El alcalde de mi ciudad fue el autor del arboricidio. El motivo, según él, era la ampliación de la zona del tranvía, prometiendo que crearía un nuevo corredor verde, plantando nuevos en otras zonas menos conflictivas para los intereses comerciales de mi ciudad.
Como eso llevará tiempo, déjenme aprovecharlo y detenerme un segundo a contarles solo algunos beneficios que nos proporcionan los árboles urbanos.
- Generan biodiversidad urbana, al proporcionar hábitat, alimentos y protección.
- Absorben gases contaminantes por año, ayudando a combatir el cambio climático.
- Ofrecen un excelente filtro para contaminantes urbanos.
- Enfrían el aire entre 2 y 8 grados centígrados.
- Mejoran la actividad física y mental de los conciudadanos.

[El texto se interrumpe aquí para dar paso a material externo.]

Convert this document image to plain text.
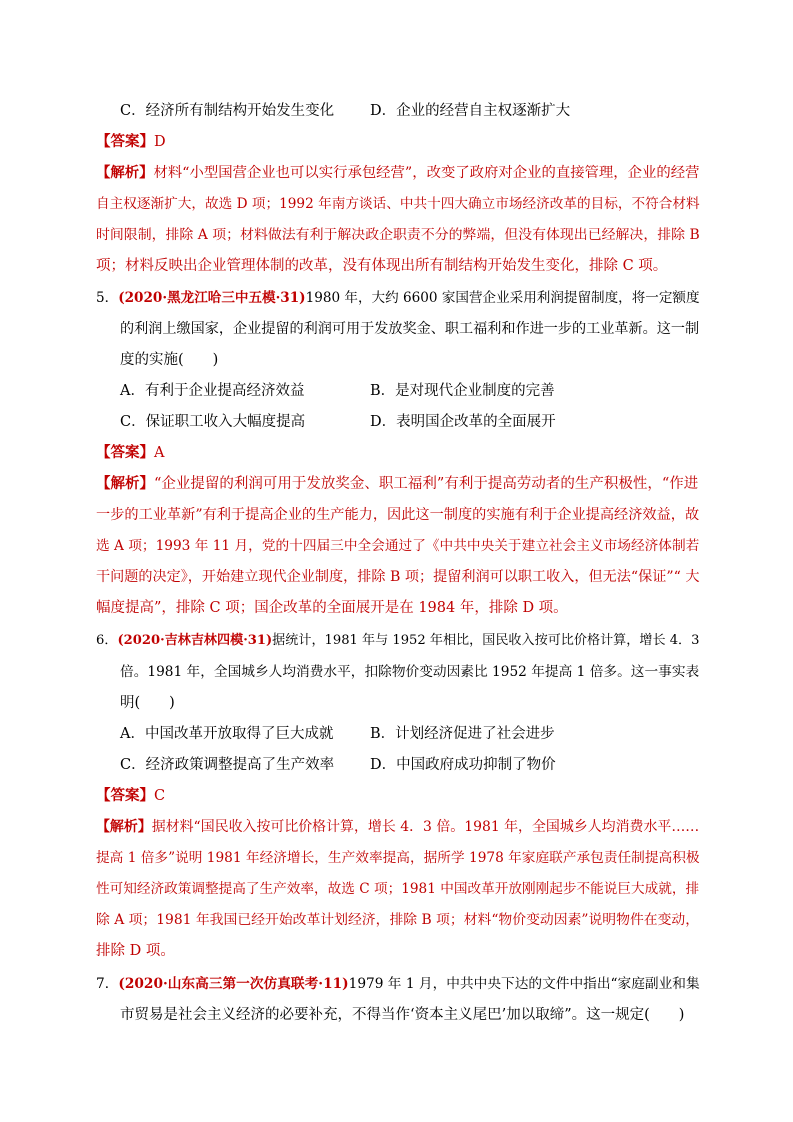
C．经济所有制结构开始发生变化 D．企业的经营自主权逐渐扩大
【答案】D
【解析】材料“小型国营企业也可以实行承包经营”，改变了政府对企业的直接管理，企业的经营
自主权逐渐扩大，故选 D 项；1992 年南方谈话、中共十四大确立市场经济改革的目标，不符合材料
时间限制，排除 A 项；材料做法有利于解决政企职责不分的弊端，但没有体现出已经解决，排除 B
项；材料反映出企业管理体制的改革，没有体现出所有制结构开始发生变化，排除 C 项。
5．(2020·黑龙江哈三中五模·31)1980 年，大约 6600 家国营企业采用利润提留制度，将一定额度
的利润上缴国家，企业提留的利润可用于发放奖金、职工福利和作进一步的工业革新。这一制
度的实施(　　)
A．有利于企业提高经济效益	B．是对现代企业制度的完善
C．保证职工收入大幅度提高	D．表明国企改革的全面展开
【答案】A
【解析】“企业提留的利润可用于发放奖金、职工福利”有利于提高劳动者的生产积极性，“作进
一步的工业革新”有利于提高企业的生产能力，因此这一制度的实施有利于企业提高经济效益，故
选 A 项；1993 年 11 月，党的十四届三中全会通过了《中共中央关于建立社会主义市场经济体制若
干问题的决定》，开始建立现代企业制度，排除 B 项；提留利润可以职工收入，但无法“保证”“ 大
幅度提高”，排除 C 项；国企改革的全面展开是在 1984 年，排除 D 项。
6．(2020·吉林吉林四模·31)据统计，1981 年与 1952 年相比，国民收入按可比价格计算，增长 4．3
倍。1981 年，全国城乡人均消费水平，扣除物价变动因素比 1952 年提高 1 倍多。这一事实表
明(　　)
A．中国改革开放取得了巨大成就	B．计划经济促进了社会进步
C．经济政策调整提高了生产效率 D．中国政府成功抑制了物价
【答案】C
【解析】据材料“国民收入按可比价格计算，增长 4．3 倍。1981 年，全国城乡人均消费水平……
提高 1 倍多”说明 1981 年经济增长，生产效率提高，据所学 1978 年家庭联产承包责任制提高积极
性可知经济政策调整提高了生产效率，故选 C 项；1981 中国改革开放刚刚起步不能说巨大成就，排
除 A 项；1981 年我国已经开始改革计划经济，排除 B 项；材料“物价变动因素”说明物件在变动，
排除 D 项。
7．(2020·山东高三第一次仿真联考·11)1979 年 1 月，中共中央下达的文件中指出“家庭副业和集
市贸易是社会主义经济的必要补充，不得当作‘资本主义尾巴’加以取缔”。这一规定(　　)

- Regulan el flujo de agua.
Mientras que el sector hostelero y el sector servicios se dedican a proporcionar un ecosistema compatible para la vida humana, me cuestiono lo secundario que se ha vuelto la protección de la sociedad ¿Por qué esta necesidad continua de convertir el espacio urbano en un espacio agresivo, hostil para el transeúnte? ¿Cuál es este cáncer extendido por las ciudades de la orografía española, qué nombre darle a la autodestrucción desmedida? ¿Cómo podemos considerar que el valor de unas cifras bancarias equivale a nuestro propio riesgo, nuestra propia seguridad?
Estudios recientes afirman que la destrucción de árboles urbanos está orientada a evitar la generación de un tercer espacio para el metropolita, fomentando la soledad, el aislamiento y la compra convulsiva. Si convierten el tránsito de un sitio a otro en un entorno hostil, tendrás que entrar en algún sitio a resguardarte. Y, si lo haces, tendrás que consumir. Y mientras consumes, no te cuestionas nada, no paras a pensarte nada. Solo sigues, a la espera de que algo te llene.
Mientras que las ciudades compiten en ver cuál de ellas es más agresiva para las personas que viven allí y mientras miro cómo los comercios engrosan unas cifras imaginarias que no podrán usar cuando ya no quede nada, me ha dado por preguntarme si alguien escribirá sobre el asfalto “Aquí hubo 8.500.000 personas”. Lo que sí me queda claro es que, si seguimos así, nadie quedará para leerlo.